Yes, Saxons came after Romans. There's no particularly convenient word for the people who lived in Britain before the Romans, but people tend to say 'Celts' or 'Britons'. I seem to recall that the play is very loosely taken from Geoffrey of Monmouth, whose History of the Kings of Britain is mostly utter tosh. I think possibly there is some evidence that Cymbeline (Cunobelinus) was an actual king of part of Britain at around the time of emperor Augustus. At this stage Britain had been invaded by the Romans already (by Julius Caesar) but then the Romans had gone home again because they couldn't be bothered to actually occupy the place. A couple of generations later the Romans invade again (see I, Claudius) and stick it out. But there was no recorded invasion under Augustus, and I don't think there's any particular evidence of tribute being paid, though there may have been friendly relations with Rome. But basically history is irrelevant to the play and not worth worrying about.

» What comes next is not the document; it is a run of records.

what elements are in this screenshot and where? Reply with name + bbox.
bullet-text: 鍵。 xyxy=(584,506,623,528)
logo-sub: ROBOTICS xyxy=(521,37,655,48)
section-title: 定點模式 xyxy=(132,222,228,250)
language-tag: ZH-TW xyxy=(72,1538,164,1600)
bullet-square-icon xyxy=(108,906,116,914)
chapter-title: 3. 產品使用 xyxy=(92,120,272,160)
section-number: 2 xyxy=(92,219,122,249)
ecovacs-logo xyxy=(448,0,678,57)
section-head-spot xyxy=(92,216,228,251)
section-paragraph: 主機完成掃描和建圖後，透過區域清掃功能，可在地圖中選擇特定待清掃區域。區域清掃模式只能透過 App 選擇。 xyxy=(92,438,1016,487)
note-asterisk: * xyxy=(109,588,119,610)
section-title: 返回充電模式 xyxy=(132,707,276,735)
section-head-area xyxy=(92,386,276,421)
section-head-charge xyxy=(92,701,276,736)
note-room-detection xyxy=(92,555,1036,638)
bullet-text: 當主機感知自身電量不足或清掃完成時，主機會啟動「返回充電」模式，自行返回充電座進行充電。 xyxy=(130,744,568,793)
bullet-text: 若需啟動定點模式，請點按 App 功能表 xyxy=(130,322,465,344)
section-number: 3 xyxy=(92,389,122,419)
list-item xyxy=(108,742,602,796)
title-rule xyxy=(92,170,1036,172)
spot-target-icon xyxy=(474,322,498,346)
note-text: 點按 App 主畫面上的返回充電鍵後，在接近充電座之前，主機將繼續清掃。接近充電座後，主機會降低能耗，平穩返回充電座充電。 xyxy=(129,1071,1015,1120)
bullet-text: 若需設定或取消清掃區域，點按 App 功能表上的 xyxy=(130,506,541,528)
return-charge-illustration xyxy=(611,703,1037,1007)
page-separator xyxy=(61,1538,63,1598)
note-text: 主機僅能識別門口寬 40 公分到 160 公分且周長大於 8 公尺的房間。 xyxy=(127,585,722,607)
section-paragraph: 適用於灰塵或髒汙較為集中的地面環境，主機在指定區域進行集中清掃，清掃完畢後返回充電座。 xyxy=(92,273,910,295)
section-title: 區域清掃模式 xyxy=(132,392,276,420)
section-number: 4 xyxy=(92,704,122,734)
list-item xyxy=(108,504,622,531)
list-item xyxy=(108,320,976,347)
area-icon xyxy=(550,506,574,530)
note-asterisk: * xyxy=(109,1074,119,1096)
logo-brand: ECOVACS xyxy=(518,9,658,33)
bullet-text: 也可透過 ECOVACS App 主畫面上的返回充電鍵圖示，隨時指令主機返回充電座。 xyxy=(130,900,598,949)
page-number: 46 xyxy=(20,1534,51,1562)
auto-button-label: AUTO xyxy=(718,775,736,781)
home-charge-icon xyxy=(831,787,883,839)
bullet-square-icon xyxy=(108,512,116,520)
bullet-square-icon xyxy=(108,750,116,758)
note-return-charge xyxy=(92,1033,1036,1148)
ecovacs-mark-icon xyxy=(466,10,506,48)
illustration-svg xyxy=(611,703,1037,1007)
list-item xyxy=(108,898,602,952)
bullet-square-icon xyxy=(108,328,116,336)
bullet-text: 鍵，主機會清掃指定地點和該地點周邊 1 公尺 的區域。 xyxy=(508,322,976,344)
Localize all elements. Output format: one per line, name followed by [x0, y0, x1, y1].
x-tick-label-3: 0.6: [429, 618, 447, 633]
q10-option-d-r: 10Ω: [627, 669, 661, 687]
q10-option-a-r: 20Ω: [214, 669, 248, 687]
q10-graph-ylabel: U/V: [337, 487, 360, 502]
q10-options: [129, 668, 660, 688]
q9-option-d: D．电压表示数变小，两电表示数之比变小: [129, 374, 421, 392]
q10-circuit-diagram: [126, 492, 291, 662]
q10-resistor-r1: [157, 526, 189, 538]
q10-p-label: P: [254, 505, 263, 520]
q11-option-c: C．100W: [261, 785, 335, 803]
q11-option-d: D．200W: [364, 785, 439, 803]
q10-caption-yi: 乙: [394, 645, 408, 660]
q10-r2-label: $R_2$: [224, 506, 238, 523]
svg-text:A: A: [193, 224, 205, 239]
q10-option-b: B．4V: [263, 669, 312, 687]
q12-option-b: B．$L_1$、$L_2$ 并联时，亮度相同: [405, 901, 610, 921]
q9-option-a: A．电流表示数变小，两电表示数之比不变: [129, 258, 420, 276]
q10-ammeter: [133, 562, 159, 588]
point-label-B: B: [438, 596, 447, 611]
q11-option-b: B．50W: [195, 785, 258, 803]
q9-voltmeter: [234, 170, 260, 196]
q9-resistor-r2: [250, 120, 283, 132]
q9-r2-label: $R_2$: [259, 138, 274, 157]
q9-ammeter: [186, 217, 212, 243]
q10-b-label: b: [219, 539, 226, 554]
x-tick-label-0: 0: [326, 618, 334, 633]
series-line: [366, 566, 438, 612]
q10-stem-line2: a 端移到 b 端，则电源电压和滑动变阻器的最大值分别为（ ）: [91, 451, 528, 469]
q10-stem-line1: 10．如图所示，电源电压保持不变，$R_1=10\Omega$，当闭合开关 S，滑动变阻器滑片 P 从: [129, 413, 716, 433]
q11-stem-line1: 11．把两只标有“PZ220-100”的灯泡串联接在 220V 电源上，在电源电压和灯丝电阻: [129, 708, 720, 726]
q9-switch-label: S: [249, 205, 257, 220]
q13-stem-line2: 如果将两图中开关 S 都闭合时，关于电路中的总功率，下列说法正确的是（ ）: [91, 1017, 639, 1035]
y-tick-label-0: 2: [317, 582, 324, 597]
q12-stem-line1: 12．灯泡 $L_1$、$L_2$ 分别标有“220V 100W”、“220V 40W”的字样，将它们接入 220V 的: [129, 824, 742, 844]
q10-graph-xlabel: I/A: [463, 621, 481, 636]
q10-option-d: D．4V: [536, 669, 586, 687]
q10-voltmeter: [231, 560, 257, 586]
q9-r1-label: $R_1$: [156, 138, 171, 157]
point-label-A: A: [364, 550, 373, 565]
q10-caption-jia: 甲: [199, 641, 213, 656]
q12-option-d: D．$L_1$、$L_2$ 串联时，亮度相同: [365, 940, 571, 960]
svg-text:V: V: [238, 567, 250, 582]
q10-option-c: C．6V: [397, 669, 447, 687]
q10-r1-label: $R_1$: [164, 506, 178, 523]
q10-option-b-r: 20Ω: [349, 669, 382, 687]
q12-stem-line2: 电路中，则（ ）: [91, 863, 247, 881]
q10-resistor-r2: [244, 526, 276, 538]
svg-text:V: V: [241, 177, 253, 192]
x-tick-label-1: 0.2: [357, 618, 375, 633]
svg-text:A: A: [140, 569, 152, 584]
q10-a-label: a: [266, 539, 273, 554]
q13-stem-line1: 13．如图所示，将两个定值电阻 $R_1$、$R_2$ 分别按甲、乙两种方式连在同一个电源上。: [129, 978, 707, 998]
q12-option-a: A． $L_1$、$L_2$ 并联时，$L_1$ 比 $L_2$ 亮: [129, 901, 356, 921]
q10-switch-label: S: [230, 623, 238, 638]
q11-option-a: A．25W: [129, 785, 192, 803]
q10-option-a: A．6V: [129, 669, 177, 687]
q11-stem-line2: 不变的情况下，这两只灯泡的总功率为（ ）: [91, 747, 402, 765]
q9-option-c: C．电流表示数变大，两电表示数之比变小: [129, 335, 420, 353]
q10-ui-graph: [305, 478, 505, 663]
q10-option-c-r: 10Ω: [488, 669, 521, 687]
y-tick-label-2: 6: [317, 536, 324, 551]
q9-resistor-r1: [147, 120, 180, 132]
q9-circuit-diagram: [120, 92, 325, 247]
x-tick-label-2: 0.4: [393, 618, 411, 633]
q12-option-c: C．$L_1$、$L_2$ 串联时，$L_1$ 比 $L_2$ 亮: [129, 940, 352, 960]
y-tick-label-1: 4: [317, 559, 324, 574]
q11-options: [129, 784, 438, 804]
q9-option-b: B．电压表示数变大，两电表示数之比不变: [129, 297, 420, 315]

Milford Haven (which I think is in Wales?):

I once went to a thing at the Globe where Ken Campbell explained stuff about how Elizabethan / Jacobean theatre worked. And he claimed that an actor would commonly have a prepared speech in iambic pentameter that ran for about a dozen lines and was so vague that it could apply to almost any context: if they forgot their lines they would launch into this speech in the hope that by the time they got to the end they'd have remembered the next line. And in order that the other actors would know that it was over and they were back on the script again, the convention was (said Campbell) that the final words of the vague speech would be 'Milford Haven'. Which may explain the surprising frequency with which Milford Haven is referred to in plays from this period.

I can't quite bring myself to believe this is true but also I really want it to be so if you know that it isn't, please don't tell me.
Jamie Johnston at 20:21 on 2012-08-07
Oh and also can I just join in the love for that BBC radio Lord of the rings. The music is so good too! The only version where I don't wish they'd cut out Tolkien's random pointless songs.
Dan H at 13:09 on 2012-08-09
Magic of the internet: I certainly find no evidence that "Milford Haven" was *not* Jacobean theatre slang for "I am totally just making this shit up" but the intarwebs do inform me that Milford Haven would have been significant to a Tudor audience as the place where Henry Tudor landed at the end of the Wars of the Roses.